Foreign capital: For both Latvian and Estonian firms, firms with a higher foreign capital share are more likely to enter export markets. These firms can be participating in the supply chains operated by MNEs or enjoy transfer of knowledge in foreign markets.
Larger size: Larger firms are significantly more likely to enter exports, even after incorporating the fact that more productive firms are larger. However, the probability of export entry decreases after firms reach a certain size.
Younger age: Younger firms are more likely to start exporting in both Latvia and Estonia, although this is not true for very young firms.
Higher capital intensity: Firms with higher capital-labour ratio are more likely to start exporting.
Good access to credit: Firms with higher liquidity ratio is more likely to start exporting in Estonia, while this is the opposite in Latvia. One possible interpretation is that Latvian firms are subject to credit constraints and therefore need to use internal cash flow to finance the upfront costs of export entry.

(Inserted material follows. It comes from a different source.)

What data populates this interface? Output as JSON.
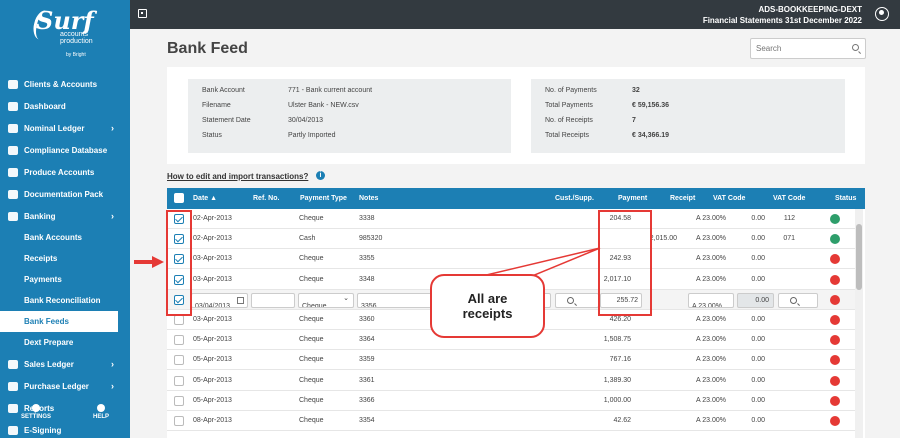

Hiring of skilled workers: Hiring managers or employees who previously worked for MNEs or exporting firms increases significantly the probability of Estonian firms to start exporting (Masso et al., 2015; Masso and Vahter, 2016). Hiring of ex-employees of exporting firms also increases the likelihood of export entry by Latvian firms. This underscores the importance of skilled workers in GVC participation. It is also in line with research that highlights the mobility of skilled workers as a key channel of knowledge spillovers (Dasgupta 2012).